If the argument ah inconvenienti is appealed to, and considerations of policy are to be weighed, it is by no means clear that it should be held that the representatives of seventy-four counties, assembled at the seat of government, can better determine as to the scale of expenditure for public necessities in each of the counties than can each county for itself. The exercise of the power by the Legislature to prescribe a rate of taxation for all of the counties may be productive of much mischief. The counties vary widely in population, territory, physical characteristics, and other circumstances. What is sufficient for all the proper purposes of one may be wholly inadequate to the wants of others. A rate of taxation, to be general, must be large enough for those which require most; and to establish that is to subject those counties needing little to the very evil the existence of which is urged against the possession of power by the counties, independent *186of restraint by the Legislature.

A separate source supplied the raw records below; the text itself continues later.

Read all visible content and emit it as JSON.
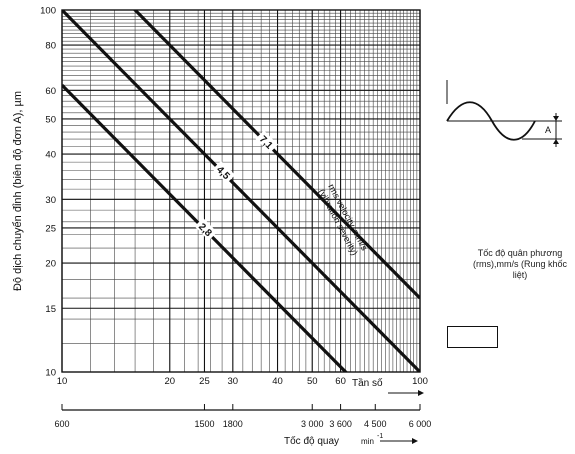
{
  "chart_data": {
    "type": "line",
    "xscale": "log",
    "yscale": "log",
    "xlim": [
      10,
      100
    ],
    "ylim": [
      10,
      100
    ],
    "ylabel": "Độ dịch chuyển đỉnh (biên độ đơn A), µm",
    "xlabel": "Tần số",
    "x2label": "Tốc độ quay",
    "x2unit": "min",
    "x2unit_exp": "-1",
    "x_ticks": [
      10,
      20,
      25,
      30,
      40,
      50,
      60,
      100
    ],
    "x_tick_labels": [
      "10",
      "20",
      "25",
      "30",
      "40",
      "50",
      "60",
      "100"
    ],
    "y_ticks": [
      10,
      15,
      20,
      25,
      30,
      40,
      50,
      60,
      80,
      100
    ],
    "y_tick_labels": [
      "10",
      "15",
      "20",
      "25",
      "30",
      "40",
      "50",
      "60",
      "80",
      "100"
    ],
    "x2_ticks": [
      10,
      25,
      30,
      50,
      60,
      75,
      100
    ],
    "x2_tick_labels": [
      "600",
      "1500",
      "1800",
      "3 000",
      "3 600",
      "4 500",
      "6 000"
    ],
    "grid": true,
    "series": [
      {
        "name": "2,8",
        "x": [
          10,
          100
        ],
        "y": [
          62,
          6.2
        ]
      },
      {
        "name": "4,5",
        "x": [
          10,
          100
        ],
        "y": [
          100,
          10
        ]
      },
      {
        "name": "7,1",
        "x": [
          10,
          100
        ],
        "y": [
          160,
          16
        ]
      }
    ],
    "annotations": [
      "rms velocity, mm/s",
      "(vibration severity)"
    ]
  },
  "inset": {
    "marker": "A",
    "caption": "Tốc độ quân phương (rms),mm/s (Rung khốc liệt)"
  }
}
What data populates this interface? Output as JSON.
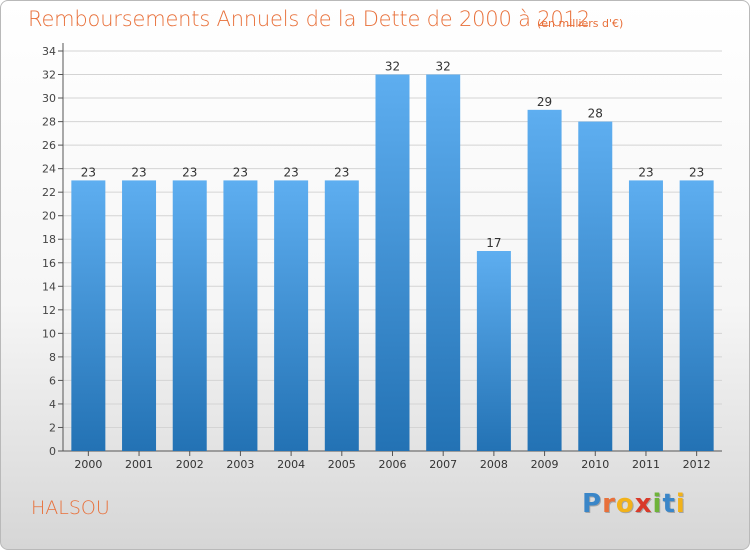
{
  "header": {
    "title": "Remboursements Annuels de la Dette de 2000 à 2012",
    "subtitle": "(en milliers d'€)"
  },
  "footer": {
    "town": "HALSOU",
    "logo_text": "Proxiti",
    "logo_letters": [
      {
        "char": "P",
        "color": "#3a86c8"
      },
      {
        "char": "r",
        "color": "#e8703a"
      },
      {
        "char": "o",
        "color": "#f2b21a"
      },
      {
        "char": "x",
        "color": "#d93a2a"
      },
      {
        "char": "i",
        "color": "#6fb33a"
      },
      {
        "char": "t",
        "color": "#3a86c8"
      },
      {
        "char": "i",
        "color": "#f2b21a"
      }
    ]
  },
  "colors": {
    "bar_top": "#5eaef0",
    "bar_bottom": "#2372b4",
    "title": "#e8703a",
    "grid": "#d4d4d4"
  },
  "chart_data": {
    "type": "bar",
    "categories": [
      "2000",
      "2001",
      "2002",
      "2003",
      "2004",
      "2005",
      "2006",
      "2007",
      "2008",
      "2009",
      "2010",
      "2011",
      "2012"
    ],
    "values": [
      23,
      23,
      23,
      23,
      23,
      23,
      32,
      32,
      17,
      29,
      28,
      23,
      23
    ],
    "data_labels": [
      "23",
      "23",
      "23",
      "23",
      "23",
      "23",
      "32",
      "32",
      "17",
      "29",
      "28",
      "23",
      "23"
    ],
    "yticks": [
      "0",
      "2",
      "4",
      "6",
      "8",
      "10",
      "12",
      "14",
      "16",
      "18",
      "20",
      "22",
      "24",
      "26",
      "28",
      "30",
      "32",
      "34"
    ],
    "ylim": [
      0,
      34
    ],
    "grid": true
  }
}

Authority conferred by an act of the Legislature to raise more by taxation than is necessary is just as harmful as unlimited power derived from the Constitution. Power must be lodged somewhere, and the nearer it is brought to those on whom is to fall the cost of its exercise the better, and that is the principle of sect. 16, Art. XII., of the Constitution. There is danger of unwarranted distrust of Boards of Supervisors, caused by unfortunate experience under unfavorable conditions. The Constitution creates this tribunal and intrusts it with important functions intimately connected with the interests of the people, and within its designated constitutional sphere it is as much entitled to confidence as is the Legislature or this court. Power must be lodged somewhere, and the plan of the Constitution is to give legislative power to the Legislature, but to restrict and limit it in many respects, and among these limitations is that which is contained in sect. 16, Art. XII. In sects. 14 and 15 of that article the Legislature, by name, is prohibited from doing-certain things. In sect. 16 the form of expression is more emphatic, as a prohibition to the Legislature, than the two preceding sections.

The decision cited by Judge George from North Carolina, to the effect that counties from time immemorial had possessed the right of local taxation,' is a. strong argument in favor of the view that the purpose in adopting sect. 16, Art. XII., was to continue this right in the counties and place it beyond denial by the Legislature, securing it as a county right, independent of legislative infringement.